Researchers targeted the gene therapy at a molecule called PKC alpha, which is involved in helping to instruct cancer cells to move in a particular direction.

They used a minigene that provides the genetic information for a tiny protein molecule, designed to interfere with PKC alpha's activity. The minigene was carried into breast cancer cells using a virus known as a retrovirus.

Scientists grew cancer cells in the laboratory and tracked their movement in response to signals encouraging them to spread. Uninfected cells moved rapidly in the direction of the signals. But among infected cells, PKC alpha could no longer help cells to respond to signals and their ability to move was reduced by 90 per cent.

Team leader Dr Tony Ng, of the Richard Dimbleby/Cancer Research UK Department of Cancer Research at St Thomas' Hospital in London, comments: "One of the most distinctive features of a cancer cell is its ability to respond to chemical signals and begin to move through the tissues surrounding it.

"Blocking the ability of cancer cells to follow instructions to move may be an effective way of preventing the disease from spreading."

Scientists believe that the gene therapy has particular potential against tumours in which PKC alpha is highly active, since these may be especially reliant on the molecule. Doctors might be able to test tumours at the time of diagnosis for the presence of this active molecule in order to identify those best suited to the treatment.

Fellow researcher Dr Peter Parker, of the Cancer Research UK London Research Institute, adds: "In the laboratory the new system has been extremely successful at preventing cancer cells from moving around.

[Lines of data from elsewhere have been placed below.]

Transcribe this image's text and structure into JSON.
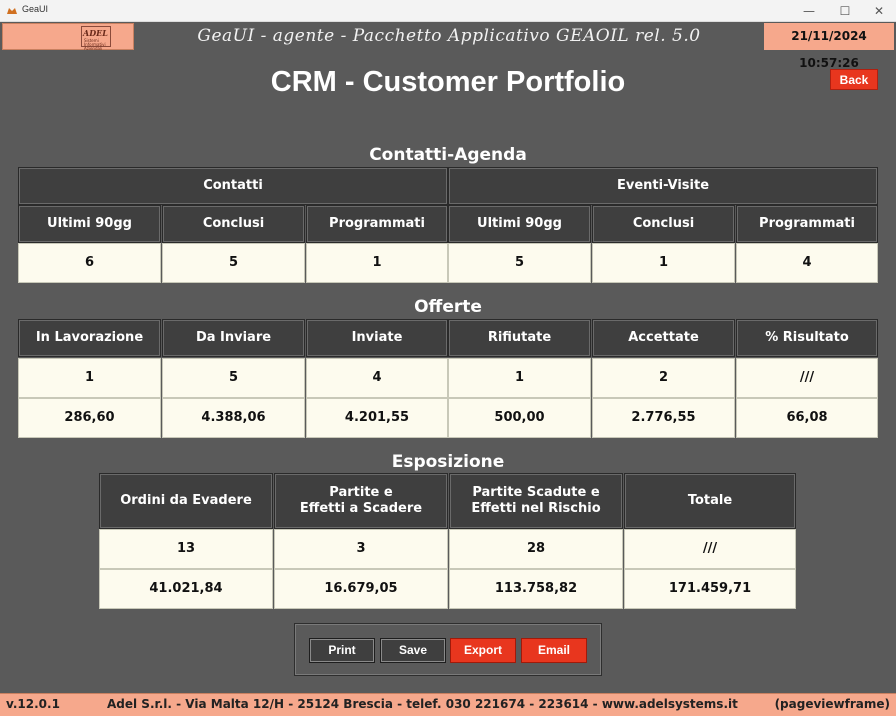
{
  "window": {
    "title": "GeaUI",
    "minimize": "—",
    "maximize": "☐",
    "close": "✕"
  },
  "header": {
    "logo_text": "ADEL",
    "logo_sub": "Sistemi Informativi Aziendali",
    "app_title": "GeaUI - agente - Pacchetto Applicativo GEAOIL rel. 5.0",
    "datetime": "21/11/2024 10:57:26"
  },
  "page": {
    "title": "CRM - Customer Portfolio",
    "back_label": "Back"
  },
  "contatti_agenda": {
    "title": "Contatti-Agenda",
    "group_contatti": "Contatti",
    "group_eventi": "Eventi-Visite",
    "headers": [
      "Ultimi 90gg",
      "Conclusi",
      "Programmati",
      "Ultimi 90gg",
      "Conclusi",
      "Programmati"
    ],
    "values": [
      "6",
      "5",
      "1",
      "5",
      "1",
      "4"
    ]
  },
  "offerte": {
    "title": "Offerte",
    "headers": [
      "In Lavorazione",
      "Da Inviare",
      "Inviate",
      "Rifiutate",
      "Accettate",
      "% Risultato"
    ],
    "counts": [
      "1",
      "5",
      "4",
      "1",
      "2",
      "///"
    ],
    "amounts": [
      "286,60",
      "4.388,06",
      "4.201,55",
      "500,00",
      "2.776,55",
      "66,08"
    ]
  },
  "esposizione": {
    "title": "Esposizione",
    "headers": [
      {
        "line1": "Ordini da Evadere",
        "line2": ""
      },
      {
        "line1": "Partite e",
        "line2": "Effetti a Scadere"
      },
      {
        "line1": "Partite Scadute e",
        "line2": "Effetti nel Rischio"
      },
      {
        "line1": "Totale",
        "line2": ""
      }
    ],
    "counts": [
      "13",
      "3",
      "28",
      "///"
    ],
    "amounts": [
      "41.021,84",
      "16.679,05",
      "113.758,82",
      "171.459,71"
    ]
  },
  "actions": {
    "print": "Print",
    "save": "Save",
    "export": "Export",
    "email": "Email"
  },
  "footer": {
    "version": "v.12.0.1",
    "address": "Adel S.r.l. - Via Malta 12/H - 25124 Brescia - telef. 030 221674 - 223614 - www.adelsystems.it",
    "frame": "(pageviewframe)"
  },
  "colors": {
    "background": "#5a5a5a",
    "accent_salmon": "#f6a88c",
    "button_red": "#e8361e",
    "header_cell": "#3f3f3f",
    "value_cell": "#fdfbee"
  }
}
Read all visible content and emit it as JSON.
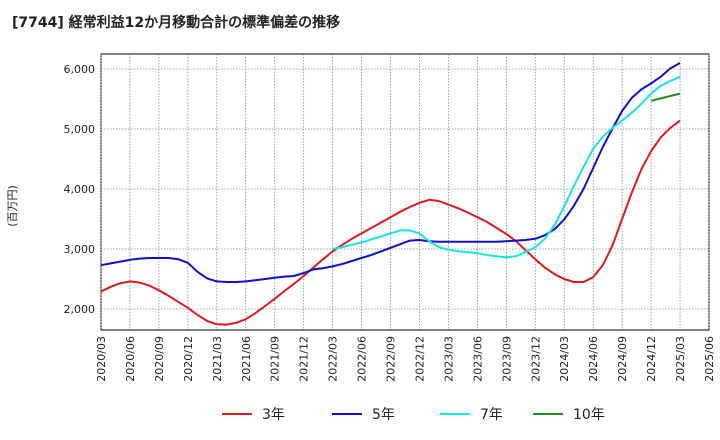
{
  "chart_data": {
    "type": "line",
    "title": "[7744]  経常利益12か月移動合計の標準偏差の推移",
    "ylabel": "(百万円)",
    "xlabel": "",
    "ylim": [
      1650,
      6250
    ],
    "y_ticks": [
      2000,
      3000,
      4000,
      5000,
      6000
    ],
    "y_tick_labels": [
      "2,000",
      "3,000",
      "4,000",
      "5,000",
      "6,000"
    ],
    "x_ticks": [
      "2020/03",
      "2020/06",
      "2020/09",
      "2020/12",
      "2021/03",
      "2021/06",
      "2021/09",
      "2021/12",
      "2022/03",
      "2022/06",
      "2022/09",
      "2022/12",
      "2023/03",
      "2023/06",
      "2023/09",
      "2023/12",
      "2024/03",
      "2024/06",
      "2024/09",
      "2024/12",
      "2025/03",
      "2025/06"
    ],
    "grid": true,
    "legend_position": "bottom",
    "series": [
      {
        "name": "3年",
        "color": "#e0191b",
        "x": [
          "2020/03",
          "2020/04",
          "2020/05",
          "2020/06",
          "2020/07",
          "2020/08",
          "2020/09",
          "2020/10",
          "2020/11",
          "2020/12",
          "2021/01",
          "2021/02",
          "2021/03",
          "2021/04",
          "2021/05",
          "2021/06",
          "2021/07",
          "2021/08",
          "2021/09",
          "2021/10",
          "2021/11",
          "2021/12",
          "2022/01",
          "2022/02",
          "2022/03",
          "2022/04",
          "2022/05",
          "2022/06",
          "2022/07",
          "2022/08",
          "2022/09",
          "2022/10",
          "2022/11",
          "2022/12",
          "2023/01",
          "2023/02",
          "2023/03",
          "2023/04",
          "2023/05",
          "2023/06",
          "2023/07",
          "2023/08",
          "2023/09",
          "2023/10",
          "2023/11",
          "2023/12",
          "2024/01",
          "2024/02",
          "2024/03",
          "2024/04",
          "2024/05",
          "2024/06",
          "2024/07",
          "2024/08",
          "2024/09",
          "2024/10",
          "2024/11",
          "2024/12",
          "2025/01",
          "2025/02",
          "2025/03"
        ],
        "values": [
          2290,
          2370,
          2430,
          2460,
          2440,
          2390,
          2310,
          2220,
          2120,
          2020,
          1900,
          1800,
          1745,
          1740,
          1770,
          1830,
          1930,
          2050,
          2170,
          2300,
          2420,
          2550,
          2690,
          2830,
          2960,
          3070,
          3170,
          3260,
          3350,
          3440,
          3530,
          3620,
          3700,
          3770,
          3820,
          3800,
          3740,
          3680,
          3610,
          3530,
          3450,
          3350,
          3250,
          3130,
          2980,
          2830,
          2690,
          2580,
          2500,
          2450,
          2450,
          2530,
          2730,
          3060,
          3500,
          3940,
          4330,
          4630,
          4860,
          5020,
          5140
        ]
      },
      {
        "name": "5年",
        "color": "#1010c8",
        "x": [
          "2020/03",
          "2020/04",
          "2020/05",
          "2020/06",
          "2020/07",
          "2020/08",
          "2020/09",
          "2020/10",
          "2020/11",
          "2020/12",
          "2021/01",
          "2021/02",
          "2021/03",
          "2021/04",
          "2021/05",
          "2021/06",
          "2021/07",
          "2021/08",
          "2021/09",
          "2021/10",
          "2021/11",
          "2021/12",
          "2022/01",
          "2022/02",
          "2022/03",
          "2022/04",
          "2022/05",
          "2022/06",
          "2022/07",
          "2022/08",
          "2022/09",
          "2022/10",
          "2022/11",
          "2022/12",
          "2023/01",
          "2023/02",
          "2023/03",
          "2023/04",
          "2023/05",
          "2023/06",
          "2023/07",
          "2023/08",
          "2023/09",
          "2023/10",
          "2023/11",
          "2023/12",
          "2024/01",
          "2024/02",
          "2024/03",
          "2024/04",
          "2024/05",
          "2024/06",
          "2024/07",
          "2024/08",
          "2024/09",
          "2024/10",
          "2024/11",
          "2024/12",
          "2025/01",
          "2025/02",
          "2025/03"
        ],
        "values": [
          2730,
          2760,
          2790,
          2820,
          2840,
          2850,
          2850,
          2850,
          2830,
          2770,
          2620,
          2510,
          2460,
          2450,
          2450,
          2460,
          2480,
          2500,
          2520,
          2540,
          2550,
          2600,
          2660,
          2680,
          2710,
          2750,
          2800,
          2850,
          2900,
          2960,
          3020,
          3080,
          3140,
          3150,
          3130,
          3120,
          3120,
          3120,
          3120,
          3120,
          3120,
          3120,
          3130,
          3140,
          3150,
          3170,
          3230,
          3330,
          3490,
          3720,
          4000,
          4350,
          4700,
          5010,
          5300,
          5520,
          5660,
          5760,
          5870,
          6010,
          6100
        ]
      },
      {
        "name": "7年",
        "color": "#14e6e6",
        "x": [
          "2022/03",
          "2022/04",
          "2022/05",
          "2022/06",
          "2022/07",
          "2022/08",
          "2022/09",
          "2022/10",
          "2022/11",
          "2022/12",
          "2023/01",
          "2023/02",
          "2023/03",
          "2023/04",
          "2023/05",
          "2023/06",
          "2023/07",
          "2023/08",
          "2023/09",
          "2023/10",
          "2023/11",
          "2023/12",
          "2024/01",
          "2024/02",
          "2024/03",
          "2024/04",
          "2024/05",
          "2024/06",
          "2024/07",
          "2024/08",
          "2024/09",
          "2024/10",
          "2024/11",
          "2024/12",
          "2025/01",
          "2025/02",
          "2025/03"
        ],
        "values": [
          3000,
          3030,
          3070,
          3110,
          3160,
          3210,
          3260,
          3310,
          3310,
          3260,
          3130,
          3030,
          2990,
          2960,
          2950,
          2930,
          2900,
          2880,
          2860,
          2880,
          2950,
          3030,
          3170,
          3400,
          3710,
          4050,
          4370,
          4670,
          4870,
          5020,
          5140,
          5270,
          5420,
          5590,
          5720,
          5800,
          5870
        ]
      },
      {
        "name": "10年",
        "color": "#228b22",
        "x": [
          "2024/12",
          "2025/01",
          "2025/02",
          "2025/03"
        ],
        "values": [
          5470,
          5510,
          5550,
          5590
        ]
      }
    ]
  }
}
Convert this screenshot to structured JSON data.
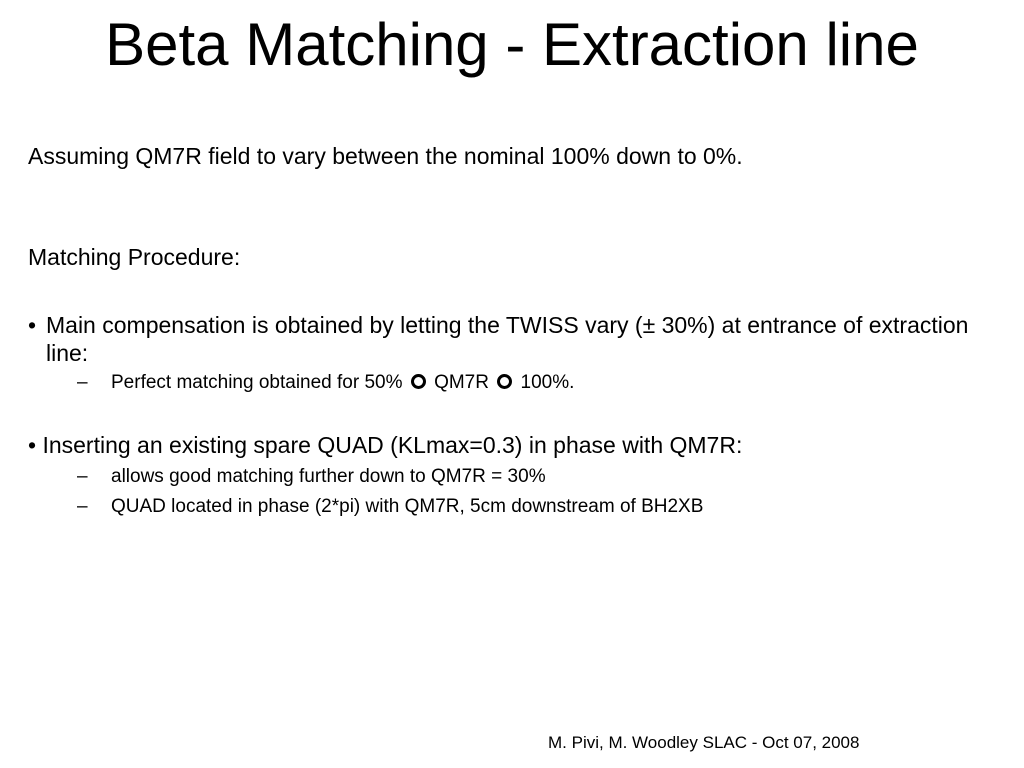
{
  "slide": {
    "title": "Beta Matching - Extraction line",
    "intro": "Assuming QM7R field to vary between the nominal 100% down to 0%.",
    "procedure_heading": "Matching Procedure:",
    "bullets": [
      {
        "marker": "•",
        "text": "Main compensation is obtained by letting the TWISS vary (± 30%) at entrance of extraction line:",
        "sub_items": [
          {
            "marker": "–",
            "text_parts": [
              "Perfect matching obtained for 50%",
              "QM7R",
              "100%."
            ],
            "icon": "ring-icon"
          }
        ]
      },
      {
        "text": "• Inserting an existing spare QUAD (KLmax=0.3) in phase with QM7R:",
        "sub_items": [
          {
            "marker": "–",
            "text": "allows good matching further down to QM7R = 30%"
          },
          {
            "marker": "–",
            "text": "QUAD located in phase (2*pi) with QM7R, 5cm downstream of BH2XB"
          }
        ]
      }
    ],
    "footer": "M. Pivi, M. Woodley SLAC - Oct 07, 2008"
  }
}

We now need to find the best way of getting the virus into tumours, so women with breast cancer could benefit."

"The treatment might be particularly useful around the time of surgery to remove a tumour, since this is a time when cancer cells may break away from a tumour and spread around the body."

Sir Paul Nurse, Chief Executive of Cancer Research UK, says: "Over the last few years, there's been an explosion in our knowledge of the genes involved in cancer's development and we're starting to see that translated into treatments that target very specific molecular mechanisms.

"There's still work to do to find the best possible way of getting therapeutic genes into cancer cells, but over the coming decade we should see gene therapy playing an increasing role in cancer treatment."